As yet another example, a component can be an apparatus that
provides specific functionality through electronic components
without mechanical parts, the electronic components can comprise a
processor therein to execute software or firmware that confers at
least in part the functionality of the electronic components. While
various components have been illustrated as separate components, it
will be appreciated that multiple components can be implemented as
a single component, or a single component can be implemented as
multiple components, without departing from example
embodiments.
[0129] Further, the various embodiments can be implemented as a
method, apparatus or article of manufacture using standard
programming and/or engineering techniques to produce software,
firmware, hardware or any combination thereof to control a computer
to implement the disclosed subject matter. The term "article of
manufacture" as used herein is intended to encompass a computer
program accessible from any computer-readable device or
computer-readable storage/communications media. For example,
computer readable storage media can include, but are not limited
to, magnetic storage devices (e.g., hard disk, floppy disk,
magnetic strips), optical disks (e.g., compact disk (CD), digital
versatile disk (DVD)), smart cards, and flash memory devices (e.g.,
card, stick, key drive). Of course, those skilled in the art will
recognize many modifications can be made to this configuration
without departing from the scope or spirit of the various
embodiments.
[0130] In addition, the words "example" and "exemplary" are used
herein to mean serving as an instance or illustration. Any
embodiment or design described herein as "example" or "exemplary"

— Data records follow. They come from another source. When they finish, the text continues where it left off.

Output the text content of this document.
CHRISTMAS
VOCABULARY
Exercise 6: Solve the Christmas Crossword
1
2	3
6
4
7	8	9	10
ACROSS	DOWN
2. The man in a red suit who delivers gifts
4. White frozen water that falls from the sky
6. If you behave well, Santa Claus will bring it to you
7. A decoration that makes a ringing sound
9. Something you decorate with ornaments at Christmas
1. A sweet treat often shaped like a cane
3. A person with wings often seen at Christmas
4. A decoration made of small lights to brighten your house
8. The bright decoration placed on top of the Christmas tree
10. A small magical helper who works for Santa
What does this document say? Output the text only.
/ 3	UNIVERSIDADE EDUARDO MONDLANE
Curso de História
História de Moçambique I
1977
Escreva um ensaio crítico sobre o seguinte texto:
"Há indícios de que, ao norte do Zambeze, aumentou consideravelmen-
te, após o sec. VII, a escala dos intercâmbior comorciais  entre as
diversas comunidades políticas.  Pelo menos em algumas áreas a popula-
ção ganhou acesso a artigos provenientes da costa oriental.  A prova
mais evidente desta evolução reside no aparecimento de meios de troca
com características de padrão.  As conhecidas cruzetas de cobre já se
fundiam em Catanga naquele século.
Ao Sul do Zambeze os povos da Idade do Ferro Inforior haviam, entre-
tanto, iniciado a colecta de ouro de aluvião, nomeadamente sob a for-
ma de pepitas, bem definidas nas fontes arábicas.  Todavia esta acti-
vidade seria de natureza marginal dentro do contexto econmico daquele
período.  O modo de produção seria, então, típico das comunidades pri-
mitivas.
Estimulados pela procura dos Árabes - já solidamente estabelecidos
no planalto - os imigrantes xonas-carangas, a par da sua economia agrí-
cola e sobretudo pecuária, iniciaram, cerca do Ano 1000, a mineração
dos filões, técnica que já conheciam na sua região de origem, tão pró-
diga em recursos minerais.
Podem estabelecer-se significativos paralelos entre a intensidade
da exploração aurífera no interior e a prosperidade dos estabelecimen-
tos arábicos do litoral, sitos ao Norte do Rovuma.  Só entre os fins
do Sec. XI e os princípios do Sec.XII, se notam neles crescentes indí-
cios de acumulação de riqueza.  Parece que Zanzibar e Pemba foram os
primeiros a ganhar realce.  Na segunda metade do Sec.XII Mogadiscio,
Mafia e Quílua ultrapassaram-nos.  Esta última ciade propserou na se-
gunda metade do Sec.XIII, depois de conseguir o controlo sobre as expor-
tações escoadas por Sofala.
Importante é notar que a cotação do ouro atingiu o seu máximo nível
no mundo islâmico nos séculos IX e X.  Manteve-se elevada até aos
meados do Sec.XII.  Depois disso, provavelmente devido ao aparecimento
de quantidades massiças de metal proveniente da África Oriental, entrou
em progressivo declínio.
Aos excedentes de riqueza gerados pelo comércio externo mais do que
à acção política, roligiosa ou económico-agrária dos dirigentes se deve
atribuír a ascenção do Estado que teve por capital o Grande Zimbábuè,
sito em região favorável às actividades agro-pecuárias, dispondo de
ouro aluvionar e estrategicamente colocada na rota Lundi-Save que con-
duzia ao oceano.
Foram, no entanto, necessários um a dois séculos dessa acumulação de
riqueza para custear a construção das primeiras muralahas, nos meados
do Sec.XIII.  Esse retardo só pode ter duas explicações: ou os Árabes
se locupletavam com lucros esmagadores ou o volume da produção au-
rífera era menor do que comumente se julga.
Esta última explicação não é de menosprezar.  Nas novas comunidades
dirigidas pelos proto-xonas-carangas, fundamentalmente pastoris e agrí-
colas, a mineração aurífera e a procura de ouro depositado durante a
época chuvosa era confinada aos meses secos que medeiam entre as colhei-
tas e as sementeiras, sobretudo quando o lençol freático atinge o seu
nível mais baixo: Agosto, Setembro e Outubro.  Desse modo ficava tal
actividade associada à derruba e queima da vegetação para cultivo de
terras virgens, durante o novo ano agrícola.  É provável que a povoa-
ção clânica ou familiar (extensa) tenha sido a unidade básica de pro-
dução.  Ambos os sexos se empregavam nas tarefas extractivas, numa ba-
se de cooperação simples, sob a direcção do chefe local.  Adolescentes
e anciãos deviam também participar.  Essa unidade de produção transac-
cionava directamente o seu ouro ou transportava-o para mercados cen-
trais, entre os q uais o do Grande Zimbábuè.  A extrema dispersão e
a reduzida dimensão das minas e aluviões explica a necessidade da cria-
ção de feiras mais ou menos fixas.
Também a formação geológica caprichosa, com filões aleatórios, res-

is not necessarily to be construed as preferred or advantageous
over other embodiments or designs. Rather, use of the word example
or exemplary is intended to present concepts in a concrete fashion.
As used in this application, the term "or" is intended to mean an
inclusive "or" rather than an exclusive "or". That is, unless
specified otherwise or clear from context, "X employs A or B" is
intended to mean any of the natural inclusive permutations. That
is, if X employs A; X employs B; or X employs both A and B, then "X
employs A or B" is satisfied under any of the foregoing instances.
In addition, the articles "a" and "an" as used in this application
and the appended claims should generally be construed to mean "one
or more" unless specified otherwise or clear from context to be
directed to a singular form.
[0131] Moreover, terms such as "user equipment," "mobile station,"
"mobile," "subscriber station," "access terminal," "terminal,"
"handset," "mobile device" (and/or terms representing similar
terminology) can refer to a wireless device utilized by a
subscriber or user of a wireless communication service to receive
or convey data, control, voice, video, sound, gaming or
substantially any data-stream or signaling-stream. The foregoing
terms are utilized interchangeably herein and with reference to the
related drawings.
[0132] Furthermore, the terms "user," "subscriber," "customer,"
"consumer" and the like are employed interchangeably throughout,
unless context warrants particular distinctions among the terms. It
should be appreciated that such terms can refer to human entities
or automated components supported through artificial intelligence
(e.g., a capacity to make inference based, at least, on complex
mathematical formalisms), which can provide simulated vision, sound
recognition and so forth.
[0133] As employed herein, the term "processor" can refer to
substantially any computing processing unit or device comprising,
but not limited to comprising, single-core processors;
single-processors with software multithread execution capability;
multi-core processors; multi-core processors with software
multithread execution capability; multi-core processors with
hardware multithread technology; parallel platforms; and parallel
platforms with distributed shared memory. Additionally, a processor
can refer to an integrated circuit, an application specific
integrated circuit (ASIC), a digital signal processor (DSP), a
field programmable gate array (FPGA), a programmable logic
controller (PLC), a complex programmable logic device (CPLD), a
discrete gate or transistor logic, discrete hardware components or
any combination thereof designed to perform the functions described
herein. Processors can exploit nano-scale architectures such as,
but not limited to, molecular and quantum-dot based transistors,
switches and gates, in order to optimize space usage or enhance
performance of user equipment. A processor can also be implemented
as a combination of computing processing units.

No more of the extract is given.